Within the cmp op bodies, we *know* the arity and most of the types of MMD-
participant arguments at compile time. We can get the types of PMC
participants within the body of the op itself. Thus we could avoid most of
the argument marshalling and counting and analysis if we had a way to perform
cached MMD lookup without constructing a CallSignature PMC. That would clear
up a third of the work.

Another area for optimization is invoking a Sub from a signature PMC; I
believe we're throwing away and recalculating valuable information, though we
may have to wait for dramatic improvements until we can unify contexts and
CallSignature.

The final opportunity for optimization is making the PMC multis defined in
PMCs use PCC instead of C calling conventions. Corresponding multis written
in PIR already use PCC, and we want to support that, so we should unify our
approach. That would remove the NCI expense here, though that's probably
minor in comparison to the CallSignature PMC expense.

-- c
Patrick R. Michaud
2008-12-24 18:15:57 UTC
Permalink
Post by Chromatic
Within the cmp op bodies, we *know* the arity and most of the types of MMD-
participant arguments at compile time. We can get the types of PMC
participants within the body of the op itself. Thus we could avoid
most of the argument marshalling and counting and analysis if we had a
way to perform cached MMD lookup without constructing a CallSignature
PMC. That would clear up a third of the work.
This we should open up to general discussion. The consequence of
short-cutting like this is that individual PMCs will no longer be able
to override 'cmp' to do something other than multi-dispatch.
Does "individual PMCs" here mean "PMC instance" or "PMC classes"? I.e.,
are you saying that a specific PMC instance could choose to override
the cmp opcode for that individual PMC? If so, do we have any examples
where this is being done now?
At the
moment, developers still have the option of providing their own quick
comparison, which gives an even more extreme speedup than this shortcut.
So, question for language developers and other PMC developers, how
important is the ability to define a 'cmp' vtable function that's called
when the 'cmp' opcode is invoked? Or, is defining a 'cmp' multi for your
PMC type enough?
From a Rakudo perspective, the ability to define custom 'cmp' vtable
functions doesn't appear to be at all important. Comparisons are
almost invariably done by invoking :multi Sub PMCs of one form or
another and letting those handle the MMD dispatch. The opcode form
seems to impose too many limitations to be used directly.

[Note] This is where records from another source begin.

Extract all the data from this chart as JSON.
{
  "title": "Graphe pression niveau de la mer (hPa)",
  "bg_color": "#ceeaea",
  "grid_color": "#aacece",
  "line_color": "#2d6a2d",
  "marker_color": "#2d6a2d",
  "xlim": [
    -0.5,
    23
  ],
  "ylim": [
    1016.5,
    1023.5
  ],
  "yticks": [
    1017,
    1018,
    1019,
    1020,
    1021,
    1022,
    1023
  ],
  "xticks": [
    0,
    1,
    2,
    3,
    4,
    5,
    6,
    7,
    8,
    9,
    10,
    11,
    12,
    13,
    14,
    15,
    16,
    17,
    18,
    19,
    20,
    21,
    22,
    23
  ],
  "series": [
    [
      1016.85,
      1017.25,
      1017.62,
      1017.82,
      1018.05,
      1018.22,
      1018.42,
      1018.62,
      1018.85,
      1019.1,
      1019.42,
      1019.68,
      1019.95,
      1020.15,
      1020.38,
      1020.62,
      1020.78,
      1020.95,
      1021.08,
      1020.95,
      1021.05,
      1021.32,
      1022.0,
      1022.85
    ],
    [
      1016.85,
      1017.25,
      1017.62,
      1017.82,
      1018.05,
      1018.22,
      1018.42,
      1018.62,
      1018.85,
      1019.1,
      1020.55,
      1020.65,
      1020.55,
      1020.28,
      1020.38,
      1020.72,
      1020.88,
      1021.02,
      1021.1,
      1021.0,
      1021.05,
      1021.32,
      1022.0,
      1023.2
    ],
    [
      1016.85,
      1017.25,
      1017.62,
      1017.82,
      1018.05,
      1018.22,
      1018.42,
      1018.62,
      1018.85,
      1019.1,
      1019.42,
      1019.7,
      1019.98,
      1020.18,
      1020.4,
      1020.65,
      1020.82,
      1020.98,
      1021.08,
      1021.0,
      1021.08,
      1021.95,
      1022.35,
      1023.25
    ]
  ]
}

To turn the question around a bit: I can tell that a lot of work
has gone into Parrot to make MMD possible at the vtable level,
but I haven't see how vtable MMD is at all useful or usable in
languages where operator overloading is possible from the HLL itself.
And most dynamic languages I'm looking at seem to support that
in one form or another.

If someone (Allison) could make an example of how vtable MMD is
intended to improve things -- i.e., taking an HLL language
statement and showing how that translates to PIR that is improved
by vtable MMD, that would be very helpful.
The calling conventions refactors are non-critical (some will likely
land after 1.0), because the interface will stay the same, it's only the
internals that will change.
Oh, I'm very disappointed to hear this. Named and positional argument
handling still has an odd behavior [*], and Perl 6 still really
needs the :lookahead option described earlier in the year. I thought
that was going to be made possible by the refactor, and is partially
why PDS had "calling conventions" schedule for the December 2008 release.

[*] Currently named parameters are filled from any leftover positionals
in the argument list -- there's no way to declare an argument that
can _only_ be filled by name, short of defining a :slurpy array
that grabs any "extra" positional arguments and then checking
that the slurpy is empty.

And, Jonathan can correct me on this if I'm mistaken, but
I suspect the other big reason that "calling convention refactor" was
scheduled for the December 2008 release is that it's likely a blocker
or important component for the custom dispatcher that Jonathan will
be creating for Rakudo as part of his funded grant. That's due to be
completed by the end of January, IIRC.